Stomachion

giovedì 21 febbraio 2019

Una micro storia degli acceleratori di particelle

Oggi pomeriggio sarei dovuto andare a Parabiago per l'ultima conferenza del ciclo di quest'anno dell'autoaggiornamento degli insegnanti del liceo Cavalleri, ma per problemi intercorsi all'altro relatore, l'incontro è stato rinviato a data da destinarsi. Ero abbastanza deciso a non pubblicare nulla sull'argomento della ricerca sperimentale sulle particelle elementari, ma avendo pronta la presentazione ed essendo essenzialmente basata su articoli già presenti su questo blog, alla fine ho deciso di pubblicare un paio di note con i link agli articoli e aggiungendo giusto quelle due o tre informazioni storiche sugli acceleratori.
Una storia di scoperte
Abbiamo già visto ampiamente la ricca storia legata alle scoperte di elettrone, protone, neutrone e neutrino. Se da un lato hanno contribuito dal punto di vista sperimentale allo sviluppo e alla verifica del Modello standard delle particelle elementari, dall'altro tutti gli esperimenti condotti erano in qualche modo "artigianali" e caratterizzati da un denominatore comune: targhetta fissa. Ovvero si bombardano alcuni atomi con delle particelle che vengono accelerate da un dispositivo progettato allo scopo. L'idea è, ovviamente, quella di far acquisire alle particelle stesse l'energia necessaria per superare i legami atomici e penetrare all'interno del nucleo stesso per interagire con i suoi componenti. Per accelerare le particelle, però, vennero perfezionati, quasi contemporaneamente, due dispositivi che portarono a un livello superiore la ricerca sulle particelle elementari:
  1. Nel 1931 Robert van de Graaf inventa l'acceleratore elettrostatico o a caduta di potenziale, ovvero un dispositivo che, tramite un'opportuna differenza di potenziale, accelera le particelle fino all'energia desiderata (si arrivava fino a un massimo di una decina di MeV, se non ricordo male)

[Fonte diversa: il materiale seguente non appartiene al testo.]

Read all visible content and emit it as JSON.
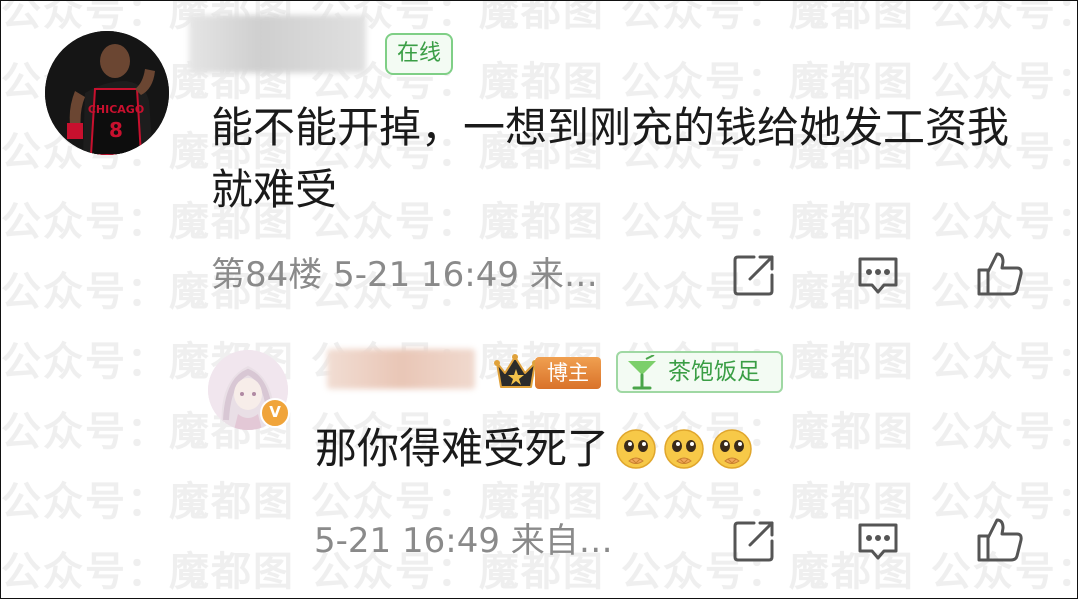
{
  "watermark": {
    "text": "公众号：魔都图",
    "rows": [
      "公众号：魔都图 公众号：魔都图 公众号：魔都图 公众号：魔都图 公众号：魔都图 公众号：魔都图",
      "公众号：魔都图 公众号：魔都图 公众号：魔都图 公众号：魔都图 公众号：魔都图 公众号：魔都图",
      "公众号：魔都图 公众号：魔都图 公众号：魔都图 公众号：魔都图 公众号：魔都图 公众号：魔都图",
      "公众号：魔都图 公众号：魔都图 公众号：魔都图 公众号：魔都图 公众号：魔都图 公众号：魔都图",
      "公众号：魔都图 公众号：魔都图 公众号：魔都图 公众号：魔都图 公众号：魔都图 公众号：魔都图",
      "公众号：魔都图 公众号：魔都图 公众号：魔都图 公众号：魔都图 公众号：魔都图 公众号：魔都图",
      "公众号：魔都图 公众号：魔都图 公众号：魔都图 公众号：魔都图 公众号：魔都图 公众号：魔都图",
      "公众号：魔都图 公众号：魔都图 公众号：魔都图 公众号：魔都图 公众号：魔都图 公众号：魔都图",
      "公众号：魔都图 公众号：魔都图 公众号：魔都图 公众号：魔都图 公众号：魔都图 公众号：魔都图"
    ]
  },
  "comments": [
    {
      "status_badge": "在线",
      "avatar_jersey_text": "CHICAGO",
      "avatar_jersey_number": "8",
      "text": "能不能开掉，一想到刚充的钱给她发工资我就难受",
      "meta": "第84楼 5-21 16:49 来…",
      "icons": [
        "share-icon",
        "comment-icon",
        "like-icon"
      ]
    },
    {
      "verified_badge": "V",
      "author_badge": "博主",
      "fan_badge": "茶饱饭足",
      "text": "那你得难受死了",
      "emoji": [
        "pleading-face-emoji",
        "pleading-face-emoji",
        "pleading-face-emoji"
      ],
      "meta": "5-21 16:49 来自…",
      "icons": [
        "share-icon",
        "comment-icon",
        "like-icon"
      ]
    }
  ],
  "colors": {
    "text": "#1a1a1a",
    "meta": "#8a8a8a",
    "green_badge": "#3a9e45",
    "orange_badge": "#d9722a",
    "verified": "#f0a43a"
  }
}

  2. Nel frattempo nel 1928 Rolf Wideröe proponeva nella sua tesi di dottorato il progetto di un acceleratore lineare, che in pratica era concepito come una serie di acceleratori elettrostatici messi uno di seguito all'altro.
Oltre al problema di non poter accelerare le particelle oltre certe energie, c'era anche il problema di non poter accelerare tutte le particelle, visto che il campo elettrico all'interno dell'acceleratore fornisce energia solo alle particelle in fase con il campo. Per ovviare al primo problema arriva il ciclotrone, inventato nel 1930 da Ernest Orlando Lawrence. Questi altro non è che un anello all'interno del quale, tramite opportuni campi elettrici e magnetici, vengono acelerati due fasci di particelle per scontrarsi alla fine uno contro l'altro. Questo implicava che, a parità di accelerazione con quello lineare, all'interno del ciclotrone durante l'urto tra i fasci l'energia totale a disposizione veniva automaticamente raddoppiata.

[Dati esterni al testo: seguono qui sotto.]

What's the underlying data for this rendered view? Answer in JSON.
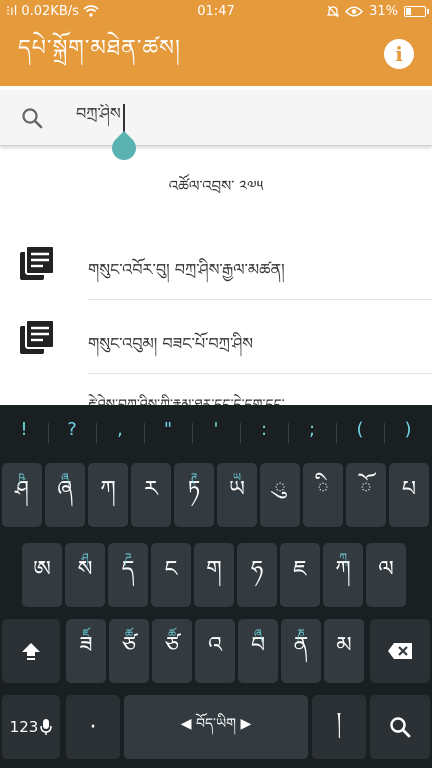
{
  "status_bar": {
    "carrier_signal": "⁝ıl",
    "speed": "0.02KB/s",
    "time": "01:47",
    "battery": "31%",
    "battery_level": 0.31
  },
  "app_bar": {
    "title": "དཔེ་སྐྲོག་མཐེན་ཚས།",
    "info_label": "i"
  },
  "search": {
    "value": "བཀྲ་ཤིས",
    "placeholder": ""
  },
  "year_line": "འཚོལ་འབྲས་ ༢༧༥",
  "results": [
    {
      "label": "གསུང་འབོར་བུ། བཀྲ་ཤིས་རྒྱལ་མཚན།",
      "icon": "book-list-icon"
    },
    {
      "label": "གསུང་འབུམ། བཟང་པོ་བཀྲ་ཤིས",
      "icon": "book-list-icon"
    }
  ],
  "partial_result": "རྗེ་ཤེས་བཀྲ་ཤིས་ཀྱི་རྣམ་ཐར་དང་དེ་དག་དང་",
  "keyboard": {
    "symbols": [
      "!",
      "?",
      ",",
      "\"",
      "'",
      ":",
      ";",
      "(",
      ")"
    ],
    "row1": [
      {
        "main": "ཤ",
        "hint": "ཥ"
      },
      {
        "main": "ཞ",
        "hint": "ཞ"
      },
      {
        "main": "ཀ",
        "hint": ""
      },
      {
        "main": "ར",
        "hint": ""
      },
      {
        "main": "ཏ",
        "hint": "ཊ"
      },
      {
        "main": "ཡ",
        "hint": "ཡ"
      },
      {
        "main": "ུ",
        "hint": ""
      },
      {
        "main": "ི",
        "hint": ""
      },
      {
        "main": "ོ",
        "hint": ""
      },
      {
        "main": "པ",
        "hint": ""
      }
    ],
    "row2": [
      {
        "main": "ཨ",
        "hint": ""
      },
      {
        "main": "ས",
        "hint": "ཤ"
      },
      {
        "main": "ད",
        "hint": "ཌ"
      },
      {
        "main": "ང",
        "hint": ""
      },
      {
        "main": "ག",
        "hint": ""
      },
      {
        "main": "ཧ",
        "hint": ""
      },
      {
        "main": "ཇ",
        "hint": ""
      },
      {
        "main": "ཀ",
        "hint": "ཀ"
      },
      {
        "main": "ལ",
        "hint": ""
      }
    ],
    "row3": [
      {
        "main": "ཟ",
        "hint": "ཛ"
      },
      {
        "main": "ཙ",
        "hint": "ཚ"
      },
      {
        "main": "ཙ",
        "hint": "ཚ"
      },
      {
        "main": "འ",
        "hint": ""
      },
      {
        "main": "བ",
        "hint": "ཞ"
      },
      {
        "main": "ན",
        "hint": "ཎ"
      },
      {
        "main": "མ",
        "hint": ""
      }
    ],
    "num_label": "123",
    "comma_label": "·",
    "space_label": "◀ བོད་ཡིག ▶",
    "period_label": "།",
    "shift_icon": "shift-up-icon",
    "backspace_icon": "backspace-icon",
    "mic_icon": "microphone-icon",
    "search_icon": "search-icon"
  }
}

Il miglioramento successivo al ciclotrone avviene negli anni quaranta del XX secolo grazie a Donald William Kerst e al suo betatrone, progettato per accelerare gli elettroni, che nel ciclotrone non ci si trovavano molto bene a viaggiare. Successivamente arrivarono i sincrotroni, nome dovuto al fatto che i campi elettrico e magnetico sono sincronizzati con il fascio di particelle iniettato nell'anello.
E di tutti i sincrotroni, il più famoso è indubbiamente l'LHC del CERN di Ginevra.

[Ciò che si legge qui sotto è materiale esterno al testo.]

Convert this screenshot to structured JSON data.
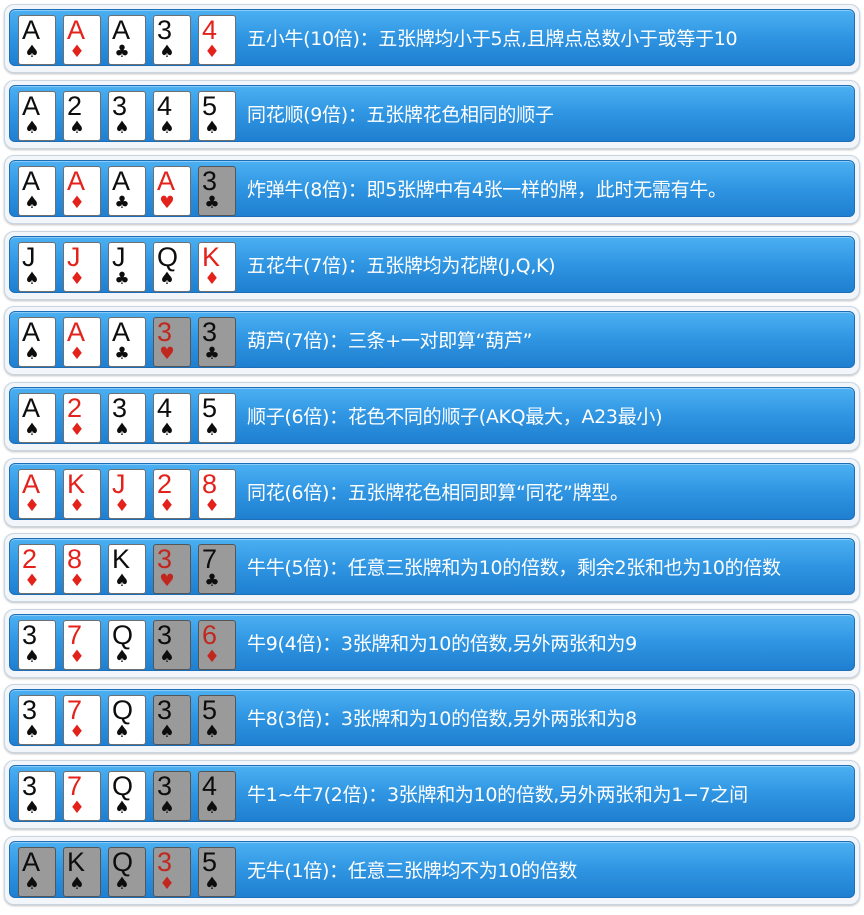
{
  "colors": {
    "row_blue": "#2f95e2",
    "red_suit": "#e3221b",
    "black_suit": "#0d0d0d",
    "dim_card": "#9a9a9a"
  },
  "rows": [
    {
      "desc": "五小牛(10倍)：五张牌均小于5点,且牌点总数小于或等于10",
      "cards": [
        {
          "rank": "A",
          "suit": "♠",
          "color": "black",
          "dim": false
        },
        {
          "rank": "A",
          "suit": "♦",
          "color": "red",
          "dim": false
        },
        {
          "rank": "A",
          "suit": "♣",
          "color": "black",
          "dim": false
        },
        {
          "rank": "3",
          "suit": "♠",
          "color": "black",
          "dim": false
        },
        {
          "rank": "4",
          "suit": "♦",
          "color": "red",
          "dim": false
        }
      ]
    },
    {
      "desc": "同花顺(9倍)：五张牌花色相同的顺子",
      "cards": [
        {
          "rank": "A",
          "suit": "♠",
          "color": "black",
          "dim": false
        },
        {
          "rank": "2",
          "suit": "♠",
          "color": "black",
          "dim": false
        },
        {
          "rank": "3",
          "suit": "♠",
          "color": "black",
          "dim": false
        },
        {
          "rank": "4",
          "suit": "♠",
          "color": "black",
          "dim": false
        },
        {
          "rank": "5",
          "suit": "♠",
          "color": "black",
          "dim": false
        }
      ]
    },
    {
      "desc": "炸弹牛(8倍)：即5张牌中有4张一样的牌，此时无需有牛。",
      "cards": [
        {
          "rank": "A",
          "suit": "♠",
          "color": "black",
          "dim": false
        },
        {
          "rank": "A",
          "suit": "♦",
          "color": "red",
          "dim": false
        },
        {
          "rank": "A",
          "suit": "♣",
          "color": "black",
          "dim": false
        },
        {
          "rank": "A",
          "suit": "♥",
          "color": "red",
          "dim": false
        },
        {
          "rank": "3",
          "suit": "♣",
          "color": "black",
          "dim": true
        }
      ]
    },
    {
      "desc": "五花牛(7倍)：五张牌均为花牌(J,Q,K)",
      "cards": [
        {
          "rank": "J",
          "suit": "♠",
          "color": "black",
          "dim": false
        },
        {
          "rank": "J",
          "suit": "♦",
          "color": "red",
          "dim": false
        },
        {
          "rank": "J",
          "suit": "♣",
          "color": "black",
          "dim": false
        },
        {
          "rank": "Q",
          "suit": "♠",
          "color": "black",
          "dim": false
        },
        {
          "rank": "K",
          "suit": "♦",
          "color": "red",
          "dim": false
        }
      ]
    },
    {
      "desc": "葫芦(7倍)：三条+一对即算“葫芦”",
      "cards": [
        {
          "rank": "A",
          "suit": "♠",
          "color": "black",
          "dim": false
        },
        {
          "rank": "A",
          "suit": "♦",
          "color": "red",
          "dim": false
        },
        {
          "rank": "A",
          "suit": "♣",
          "color": "black",
          "dim": false
        },
        {
          "rank": "3",
          "suit": "♥",
          "color": "red",
          "dim": true
        },
        {
          "rank": "3",
          "suit": "♣",
          "color": "black",
          "dim": true
        }
      ]
    },
    {
      "desc": "顺子(6倍)：花色不同的顺子(AKQ最大，A23最小)",
      "cards": [
        {
          "rank": "A",
          "suit": "♠",
          "color": "black",
          "dim": false
        },
        {
          "rank": "2",
          "suit": "♦",
          "color": "red",
          "dim": false
        },
        {
          "rank": "3",
          "suit": "♠",
          "color": "black",
          "dim": false
        },
        {
          "rank": "4",
          "suit": "♠",
          "color": "black",
          "dim": false
        },
        {
          "rank": "5",
          "suit": "♠",
          "color": "black",
          "dim": false
        }
      ]
    },
    {
      "desc": "同花(6倍)：五张牌花色相同即算“同花”牌型。",
      "cards": [
        {
          "rank": "A",
          "suit": "♦",
          "color": "red",
          "dim": false
        },
        {
          "rank": "K",
          "suit": "♦",
          "color": "red",
          "dim": false
        },
        {
          "rank": "J",
          "suit": "♦",
          "color": "red",
          "dim": false
        },
        {
          "rank": "2",
          "suit": "♦",
          "color": "red",
          "dim": false
        },
        {
          "rank": "8",
          "suit": "♦",
          "color": "red",
          "dim": false
        }
      ]
    },
    {
      "desc": "牛牛(5倍)：任意三张牌和为10的倍数，剩余2张和也为10的倍数",
      "cards": [
        {
          "rank": "2",
          "suit": "♦",
          "color": "red",
          "dim": false
        },
        {
          "rank": "8",
          "suit": "♦",
          "color": "red",
          "dim": false
        },
        {
          "rank": "K",
          "suit": "♠",
          "color": "black",
          "dim": false
        },
        {
          "rank": "3",
          "suit": "♥",
          "color": "red",
          "dim": true
        },
        {
          "rank": "7",
          "suit": "♣",
          "color": "black",
          "dim": true
        }
      ]
    },
    {
      "desc": "牛9(4倍)：3张牌和为10的倍数,另外两张和为9",
      "cards": [
        {
          "rank": "3",
          "suit": "♠",
          "color": "black",
          "dim": false
        },
        {
          "rank": "7",
          "suit": "♦",
          "color": "red",
          "dim": false
        },
        {
          "rank": "Q",
          "suit": "♠",
          "color": "black",
          "dim": false
        },
        {
          "rank": "3",
          "suit": "♠",
          "color": "black",
          "dim": true
        },
        {
          "rank": "6",
          "suit": "♦",
          "color": "red",
          "dim": true
        }
      ]
    },
    {
      "desc": "牛8(3倍)：3张牌和为10的倍数,另外两张和为8",
      "cards": [
        {
          "rank": "3",
          "suit": "♠",
          "color": "black",
          "dim": false
        },
        {
          "rank": "7",
          "suit": "♦",
          "color": "red",
          "dim": false
        },
        {
          "rank": "Q",
          "suit": "♠",
          "color": "black",
          "dim": false
        },
        {
          "rank": "3",
          "suit": "♠",
          "color": "black",
          "dim": true
        },
        {
          "rank": "5",
          "suit": "♠",
          "color": "black",
          "dim": true
        }
      ]
    },
    {
      "desc": "牛1~牛7(2倍)：3张牌和为10的倍数,另外两张和为1−7之间",
      "cards": [
        {
          "rank": "3",
          "suit": "♠",
          "color": "black",
          "dim": false
        },
        {
          "rank": "7",
          "suit": "♦",
          "color": "red",
          "dim": false
        },
        {
          "rank": "Q",
          "suit": "♠",
          "color": "black",
          "dim": false
        },
        {
          "rank": "3",
          "suit": "♠",
          "color": "black",
          "dim": true
        },
        {
          "rank": "4",
          "suit": "♠",
          "color": "black",
          "dim": true
        }
      ]
    },
    {
      "desc": "无牛(1倍)：任意三张牌均不为10的倍数",
      "cards": [
        {
          "rank": "A",
          "suit": "♠",
          "color": "black",
          "dim": true
        },
        {
          "rank": "K",
          "suit": "♠",
          "color": "black",
          "dim": true
        },
        {
          "rank": "Q",
          "suit": "♠",
          "color": "black",
          "dim": true
        },
        {
          "rank": "3",
          "suit": "♦",
          "color": "red",
          "dim": true
        },
        {
          "rank": "5",
          "suit": "♠",
          "color": "black",
          "dim": true
        }
      ]
    }
  ]
}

Ovviamente non posso non citare le scoperte sperimentali dei bosoni $W^\pm$ e $Z^0$ di Carlo Rubbia e Simon van der Meer o quella ben più famosa del bosone di Higgs, a proposito del quale vi ricordo sia della più recente rilevazione, avvenuta nel 2018, sia del fatto che, a quanto pare, >il bosone di Higgs non mostra alcuna interazione gravitonica, il che non esclude certo l'esistenza dei gravitoni, ma li rende un po' meno probabili (certo poi qualcuno deve anche andare a dirglielo, che non esistono!).